Delivering humanitarian aid to the Democratic People’s Republic of Korea (DPRK, or North Korea) is incredibly challenging. Humanitarians must operate within an authoritarian environment, where movement is controlled and the government is the perpetuator of widespread human rights abuses, and attempt to deliver programmes that address long-term, systemic needs. Donor appetite for funding North Korean aid programmes is low, and humanitarian agencies must grapple with an international sanctions regime that causes significant delays and barriers. Some agencies have a full-time, in-country presence, but many instead work on a non-resident basis.
A 2017 report from the Centre for Humanitarian Leadership, the Australian Red Cross, Humanitarian Advisory Group, and Fiji National University summarises localisation as “the shift of resources and decision making to local and national responders in humanitarian action”. Globally, localisation is frequently discussed but donors and international organisations have not accompanied this discussion with proportionate action and change. North Korea is rarely the subject of localisation discussions – while there are some special interest groups that claim to be ‘non-governmental’ such as the Korean Federation for the Protection of the Disabled, NGOs, as they are understood internationally, do not have space to exist in the DPRK. The political and sanctions issues also curtail consideration of localisation.
However, since the mid-1990s, non-resident NGOs working in North Korea have demonstrated the power of positive working relationships and trust. Without a consistent, on-the-ground presence or even regular and quick channels of communication, NGOs must trust their local partners to implement projects when international staff leave. The limitations of the North Korea context also fosters opportunities for true partnership. Since international NGOs cannot be a constant presence forcing their local partners down routes that they’re not truly interested in, successful projects need a mutual belief in their potential to be effective and impactful.
This is not to suggest that humanitarian work in the DPRK is easy, or that all work is successful and does not face road blocks. It is challenging work, and finding the shared space for understanding can be a difficult process. But NGOs taking on the challenge have proven that trust can transform a context with limitations to a context with possibility.

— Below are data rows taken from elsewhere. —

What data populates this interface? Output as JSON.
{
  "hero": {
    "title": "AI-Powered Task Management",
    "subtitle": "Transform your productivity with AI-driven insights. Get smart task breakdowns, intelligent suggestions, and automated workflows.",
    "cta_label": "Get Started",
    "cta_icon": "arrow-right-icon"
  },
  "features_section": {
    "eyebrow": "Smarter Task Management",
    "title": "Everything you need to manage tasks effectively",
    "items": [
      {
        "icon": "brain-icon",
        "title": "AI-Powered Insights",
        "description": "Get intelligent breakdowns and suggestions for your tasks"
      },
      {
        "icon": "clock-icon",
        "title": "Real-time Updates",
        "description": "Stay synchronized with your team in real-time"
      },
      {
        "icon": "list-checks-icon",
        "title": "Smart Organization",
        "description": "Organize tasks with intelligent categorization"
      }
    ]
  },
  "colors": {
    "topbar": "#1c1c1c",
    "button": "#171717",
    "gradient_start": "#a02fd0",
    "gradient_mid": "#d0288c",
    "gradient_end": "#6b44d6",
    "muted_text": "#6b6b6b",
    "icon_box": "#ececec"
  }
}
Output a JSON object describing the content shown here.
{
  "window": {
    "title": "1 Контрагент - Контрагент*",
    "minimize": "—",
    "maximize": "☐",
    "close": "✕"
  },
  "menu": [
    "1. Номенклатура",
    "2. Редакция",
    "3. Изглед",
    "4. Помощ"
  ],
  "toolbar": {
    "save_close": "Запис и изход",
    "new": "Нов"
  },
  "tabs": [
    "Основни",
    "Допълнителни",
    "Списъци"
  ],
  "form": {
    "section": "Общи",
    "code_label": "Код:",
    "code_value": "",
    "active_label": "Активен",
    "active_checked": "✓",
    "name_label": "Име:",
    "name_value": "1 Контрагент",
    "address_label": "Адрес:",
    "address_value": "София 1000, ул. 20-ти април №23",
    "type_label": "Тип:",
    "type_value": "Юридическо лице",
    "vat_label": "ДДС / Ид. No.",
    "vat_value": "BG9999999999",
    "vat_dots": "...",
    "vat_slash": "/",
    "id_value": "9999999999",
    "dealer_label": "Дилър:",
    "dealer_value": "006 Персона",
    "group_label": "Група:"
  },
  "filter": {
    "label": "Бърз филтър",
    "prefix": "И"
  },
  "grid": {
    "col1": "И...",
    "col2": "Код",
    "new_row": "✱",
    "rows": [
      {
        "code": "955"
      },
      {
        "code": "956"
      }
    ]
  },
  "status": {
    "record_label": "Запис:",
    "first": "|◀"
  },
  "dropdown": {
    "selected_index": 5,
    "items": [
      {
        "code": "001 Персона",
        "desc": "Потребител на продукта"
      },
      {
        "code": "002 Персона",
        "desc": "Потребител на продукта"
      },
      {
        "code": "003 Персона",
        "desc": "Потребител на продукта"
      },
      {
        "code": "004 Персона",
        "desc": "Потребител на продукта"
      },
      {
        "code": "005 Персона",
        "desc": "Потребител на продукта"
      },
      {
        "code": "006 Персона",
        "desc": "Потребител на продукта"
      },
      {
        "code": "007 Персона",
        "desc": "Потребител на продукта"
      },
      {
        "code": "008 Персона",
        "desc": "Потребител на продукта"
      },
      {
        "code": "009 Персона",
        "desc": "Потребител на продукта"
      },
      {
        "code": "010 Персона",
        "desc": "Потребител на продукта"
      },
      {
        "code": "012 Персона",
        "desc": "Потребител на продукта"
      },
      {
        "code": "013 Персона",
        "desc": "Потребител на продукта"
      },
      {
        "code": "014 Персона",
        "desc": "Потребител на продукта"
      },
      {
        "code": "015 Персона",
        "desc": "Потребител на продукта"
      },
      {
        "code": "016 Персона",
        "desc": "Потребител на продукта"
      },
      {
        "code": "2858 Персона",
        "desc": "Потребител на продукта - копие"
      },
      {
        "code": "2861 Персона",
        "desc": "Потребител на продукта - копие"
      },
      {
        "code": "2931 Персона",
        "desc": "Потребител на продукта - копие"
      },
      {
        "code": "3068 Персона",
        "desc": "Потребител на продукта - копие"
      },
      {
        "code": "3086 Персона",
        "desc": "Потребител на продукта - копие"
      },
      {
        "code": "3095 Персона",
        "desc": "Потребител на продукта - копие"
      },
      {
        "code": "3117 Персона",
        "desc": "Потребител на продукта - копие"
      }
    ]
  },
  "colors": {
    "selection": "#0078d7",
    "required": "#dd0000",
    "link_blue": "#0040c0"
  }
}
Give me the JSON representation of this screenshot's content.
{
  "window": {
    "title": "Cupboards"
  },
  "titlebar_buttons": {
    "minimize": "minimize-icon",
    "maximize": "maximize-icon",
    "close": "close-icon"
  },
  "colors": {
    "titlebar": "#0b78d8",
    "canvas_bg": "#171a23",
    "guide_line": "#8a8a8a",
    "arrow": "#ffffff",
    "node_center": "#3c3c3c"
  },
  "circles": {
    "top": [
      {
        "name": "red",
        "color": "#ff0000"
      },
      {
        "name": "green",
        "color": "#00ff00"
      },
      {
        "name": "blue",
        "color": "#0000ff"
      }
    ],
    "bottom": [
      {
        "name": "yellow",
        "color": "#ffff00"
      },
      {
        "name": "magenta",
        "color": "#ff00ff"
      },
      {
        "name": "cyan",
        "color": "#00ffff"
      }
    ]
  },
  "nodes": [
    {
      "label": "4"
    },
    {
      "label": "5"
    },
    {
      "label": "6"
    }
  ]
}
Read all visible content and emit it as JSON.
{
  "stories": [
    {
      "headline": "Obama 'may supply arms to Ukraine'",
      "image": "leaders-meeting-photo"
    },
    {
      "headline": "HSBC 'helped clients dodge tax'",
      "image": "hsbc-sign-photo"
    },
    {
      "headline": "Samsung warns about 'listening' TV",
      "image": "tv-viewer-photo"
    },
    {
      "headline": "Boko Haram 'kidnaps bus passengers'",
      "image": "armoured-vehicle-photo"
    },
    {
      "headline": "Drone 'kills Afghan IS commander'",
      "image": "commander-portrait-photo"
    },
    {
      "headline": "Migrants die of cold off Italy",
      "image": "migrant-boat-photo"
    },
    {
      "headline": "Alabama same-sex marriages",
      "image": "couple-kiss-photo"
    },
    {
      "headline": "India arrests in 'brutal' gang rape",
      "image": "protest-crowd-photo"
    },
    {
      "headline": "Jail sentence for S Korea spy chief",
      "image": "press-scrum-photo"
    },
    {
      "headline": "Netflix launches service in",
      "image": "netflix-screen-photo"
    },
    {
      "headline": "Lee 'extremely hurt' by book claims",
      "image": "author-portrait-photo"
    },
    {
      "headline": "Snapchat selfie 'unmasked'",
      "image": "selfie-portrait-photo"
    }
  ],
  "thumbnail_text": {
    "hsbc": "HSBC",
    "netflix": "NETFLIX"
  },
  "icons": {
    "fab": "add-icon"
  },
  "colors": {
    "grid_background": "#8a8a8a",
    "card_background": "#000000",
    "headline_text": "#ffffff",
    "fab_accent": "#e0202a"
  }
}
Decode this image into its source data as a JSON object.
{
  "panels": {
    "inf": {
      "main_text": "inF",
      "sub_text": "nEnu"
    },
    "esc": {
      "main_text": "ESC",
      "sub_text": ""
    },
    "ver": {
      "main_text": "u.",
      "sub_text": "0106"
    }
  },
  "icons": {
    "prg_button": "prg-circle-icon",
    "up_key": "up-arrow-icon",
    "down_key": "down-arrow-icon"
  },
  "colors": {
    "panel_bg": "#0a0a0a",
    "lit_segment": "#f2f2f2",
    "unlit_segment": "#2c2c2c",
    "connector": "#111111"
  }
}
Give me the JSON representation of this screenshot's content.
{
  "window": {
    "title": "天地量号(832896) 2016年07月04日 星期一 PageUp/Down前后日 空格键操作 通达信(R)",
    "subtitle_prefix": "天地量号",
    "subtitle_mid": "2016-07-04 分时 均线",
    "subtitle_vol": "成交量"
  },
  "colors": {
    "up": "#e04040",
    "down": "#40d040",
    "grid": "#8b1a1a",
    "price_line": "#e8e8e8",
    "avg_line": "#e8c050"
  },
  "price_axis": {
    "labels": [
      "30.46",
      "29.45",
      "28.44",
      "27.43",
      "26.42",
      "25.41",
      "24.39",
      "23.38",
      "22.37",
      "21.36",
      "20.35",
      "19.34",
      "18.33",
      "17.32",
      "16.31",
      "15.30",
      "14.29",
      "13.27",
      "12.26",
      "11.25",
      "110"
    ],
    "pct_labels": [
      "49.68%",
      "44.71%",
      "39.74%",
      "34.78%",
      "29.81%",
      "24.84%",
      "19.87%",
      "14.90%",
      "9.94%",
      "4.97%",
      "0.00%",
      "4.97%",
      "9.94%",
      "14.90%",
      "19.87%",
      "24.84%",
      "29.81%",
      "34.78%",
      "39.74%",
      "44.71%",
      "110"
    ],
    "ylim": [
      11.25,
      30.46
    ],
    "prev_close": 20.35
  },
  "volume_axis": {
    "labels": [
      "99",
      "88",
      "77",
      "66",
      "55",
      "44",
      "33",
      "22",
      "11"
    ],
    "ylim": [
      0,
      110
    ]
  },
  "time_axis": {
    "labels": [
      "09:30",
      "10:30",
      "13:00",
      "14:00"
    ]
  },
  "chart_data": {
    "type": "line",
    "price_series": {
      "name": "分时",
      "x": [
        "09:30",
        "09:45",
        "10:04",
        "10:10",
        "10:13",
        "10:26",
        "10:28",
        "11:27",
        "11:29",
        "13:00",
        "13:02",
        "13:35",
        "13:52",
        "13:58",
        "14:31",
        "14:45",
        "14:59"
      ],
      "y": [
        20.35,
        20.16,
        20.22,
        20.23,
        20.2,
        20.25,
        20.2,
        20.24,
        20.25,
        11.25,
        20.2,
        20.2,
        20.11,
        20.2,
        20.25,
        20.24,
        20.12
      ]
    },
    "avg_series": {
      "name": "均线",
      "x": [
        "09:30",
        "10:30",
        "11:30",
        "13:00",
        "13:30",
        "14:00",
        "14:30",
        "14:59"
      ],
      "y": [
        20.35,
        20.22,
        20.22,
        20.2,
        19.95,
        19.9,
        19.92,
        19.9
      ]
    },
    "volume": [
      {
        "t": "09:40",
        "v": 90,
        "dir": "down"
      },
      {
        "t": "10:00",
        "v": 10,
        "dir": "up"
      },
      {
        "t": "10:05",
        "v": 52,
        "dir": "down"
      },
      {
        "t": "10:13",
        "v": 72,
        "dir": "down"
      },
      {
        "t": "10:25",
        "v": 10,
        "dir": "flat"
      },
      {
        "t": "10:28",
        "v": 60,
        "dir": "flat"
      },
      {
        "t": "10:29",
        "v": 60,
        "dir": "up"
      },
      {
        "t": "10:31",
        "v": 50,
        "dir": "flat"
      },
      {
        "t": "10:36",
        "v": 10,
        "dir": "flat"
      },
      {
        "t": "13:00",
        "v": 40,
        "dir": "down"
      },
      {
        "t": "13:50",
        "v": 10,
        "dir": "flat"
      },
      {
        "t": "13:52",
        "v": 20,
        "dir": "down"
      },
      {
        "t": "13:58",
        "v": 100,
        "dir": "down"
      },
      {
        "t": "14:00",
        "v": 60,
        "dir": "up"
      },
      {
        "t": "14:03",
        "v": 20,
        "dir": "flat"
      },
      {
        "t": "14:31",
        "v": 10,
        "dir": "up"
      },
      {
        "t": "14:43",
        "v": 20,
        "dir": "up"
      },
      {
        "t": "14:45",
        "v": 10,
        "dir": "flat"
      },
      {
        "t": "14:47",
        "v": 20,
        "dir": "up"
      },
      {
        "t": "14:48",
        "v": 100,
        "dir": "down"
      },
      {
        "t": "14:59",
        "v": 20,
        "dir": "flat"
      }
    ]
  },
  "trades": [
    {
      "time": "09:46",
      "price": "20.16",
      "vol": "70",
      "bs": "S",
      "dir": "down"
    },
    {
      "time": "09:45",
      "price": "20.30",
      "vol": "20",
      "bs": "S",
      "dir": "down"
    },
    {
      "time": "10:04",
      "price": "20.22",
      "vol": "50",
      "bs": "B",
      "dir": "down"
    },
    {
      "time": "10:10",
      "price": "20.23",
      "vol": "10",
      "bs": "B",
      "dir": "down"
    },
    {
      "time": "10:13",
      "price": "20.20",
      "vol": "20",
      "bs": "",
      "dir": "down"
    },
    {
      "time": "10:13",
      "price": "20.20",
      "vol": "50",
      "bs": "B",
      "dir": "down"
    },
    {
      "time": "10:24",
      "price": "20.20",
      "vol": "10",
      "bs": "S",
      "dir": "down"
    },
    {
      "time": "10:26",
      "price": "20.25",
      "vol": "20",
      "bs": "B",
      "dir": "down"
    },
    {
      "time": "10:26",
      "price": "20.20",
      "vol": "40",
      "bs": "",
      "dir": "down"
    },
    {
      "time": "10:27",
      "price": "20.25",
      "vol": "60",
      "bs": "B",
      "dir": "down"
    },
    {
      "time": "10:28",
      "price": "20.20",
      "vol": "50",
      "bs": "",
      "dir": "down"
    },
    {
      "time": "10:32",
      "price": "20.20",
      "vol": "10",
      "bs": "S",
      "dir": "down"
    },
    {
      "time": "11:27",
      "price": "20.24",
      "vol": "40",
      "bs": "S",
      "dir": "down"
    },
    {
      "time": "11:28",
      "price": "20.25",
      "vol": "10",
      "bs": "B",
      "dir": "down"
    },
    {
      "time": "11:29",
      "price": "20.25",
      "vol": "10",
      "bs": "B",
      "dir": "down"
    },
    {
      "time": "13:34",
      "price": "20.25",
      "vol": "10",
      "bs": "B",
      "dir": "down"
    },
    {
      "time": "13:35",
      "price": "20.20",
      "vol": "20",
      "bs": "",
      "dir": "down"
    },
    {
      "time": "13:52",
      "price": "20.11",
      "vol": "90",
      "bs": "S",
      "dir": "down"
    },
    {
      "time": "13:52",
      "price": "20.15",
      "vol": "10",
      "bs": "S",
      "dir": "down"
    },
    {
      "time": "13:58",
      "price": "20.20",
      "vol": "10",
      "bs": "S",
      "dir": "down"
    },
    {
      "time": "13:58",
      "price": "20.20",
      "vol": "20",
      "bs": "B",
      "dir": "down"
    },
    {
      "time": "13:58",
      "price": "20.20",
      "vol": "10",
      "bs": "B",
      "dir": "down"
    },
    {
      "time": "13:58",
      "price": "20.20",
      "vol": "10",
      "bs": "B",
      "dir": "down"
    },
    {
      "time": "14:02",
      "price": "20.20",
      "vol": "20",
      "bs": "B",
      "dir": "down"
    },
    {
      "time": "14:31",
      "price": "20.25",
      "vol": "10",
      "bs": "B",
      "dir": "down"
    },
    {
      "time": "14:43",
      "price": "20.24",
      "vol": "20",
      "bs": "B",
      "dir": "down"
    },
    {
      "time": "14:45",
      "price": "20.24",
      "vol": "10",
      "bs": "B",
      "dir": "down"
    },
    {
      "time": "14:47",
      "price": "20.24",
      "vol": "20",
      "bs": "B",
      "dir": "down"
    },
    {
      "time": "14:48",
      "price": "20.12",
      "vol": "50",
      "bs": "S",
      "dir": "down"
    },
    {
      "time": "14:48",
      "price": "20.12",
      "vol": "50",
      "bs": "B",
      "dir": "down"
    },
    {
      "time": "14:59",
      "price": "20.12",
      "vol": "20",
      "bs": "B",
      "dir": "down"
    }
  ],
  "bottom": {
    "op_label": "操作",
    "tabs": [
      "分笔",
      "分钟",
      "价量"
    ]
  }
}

A key example is the Eugene Bell Foundation (EBF). EBF began providing food aid to the DPRK in 1996, and two years later began supporting North Korean health facilities. Since 2007, EBF has worked to combat multidrug-resistant tuberculosis (MDR-TB) in the DPRK. EBF medical delegations visit the DPRK twice per year, and work in partnership with the Ministry of Public Health. Since 2013, the NGO has worked with 12 MDR-TB treatment centres.
What is notable about the EBF’s approach, and how could it inform localisation in other contexts? First, EBF’s foray into the MDR-TB space came after several years of engagement with the DPRK. It was not the case of an international NGO arriving with a pre-conceived plan and simply looking for an implementing partner on the ground. A 2018 ALNAP article quoted a regional director in the Middle East as saying, “I see most NGOs, and their main approach seems to be to come with a programme in mind, and then find local partners to help implement it”. This approach does not foster true partnership. Rather than giving local organisations the space and trust to lead on generating solutions, it privileges international agencies and relegates local actors to sub-contractors.
In a 2009 newsletter, EBF Chairman Dr Stephen W. Linton explained, “From the beginning of our medical work in 1997, when the Vice Chairman of the Ministry of Public Health formerly invited Eugene Bell to provide tuberculosis-related assistance, we have walked ‘step by step’ with our North Korean partners. Perhaps most importantly, each step we have taken has been a step together. From the beginning, we have tried to support, rather than replace, North Korea’s hardworking medical caregivers.”
This concept of supporting, rather than replacing, echoes the idea of humanitarian response being ‘as local as possible and as international as necessary’. This is the second way the EBF approach informs localisation – the international agency positions itself as a means of bolstering local resources and capacity, not as an importer of resources and capacity.
Finally, the major issue of trust is key. MDR-TB treatment supported by the EBF runs without EBF delegates on the ground for the majority of the year. Ministry of Public Health and North Korean medical professionals are responsible for the programme – and it works. According to EBF, less than 50% of patients that start MDR-TB treatments worldwide are cured, but in the DPRK this figure rises to above 70%.
International organisations working in diverse contexts can and should ask themselves how they would continue their programmes if they were forced to support them largely remotely. If the programmes would likely fail, then these organisations need to ask themselves if they have fostered true partnership, if they are supporting local efforts or if they are replacing them, and if they are fully trusting their local counterparts. The North Korean context, particularly the example of EBF, shows it is possible to have effective, meaningful support of in-country partners even in challenging contexts.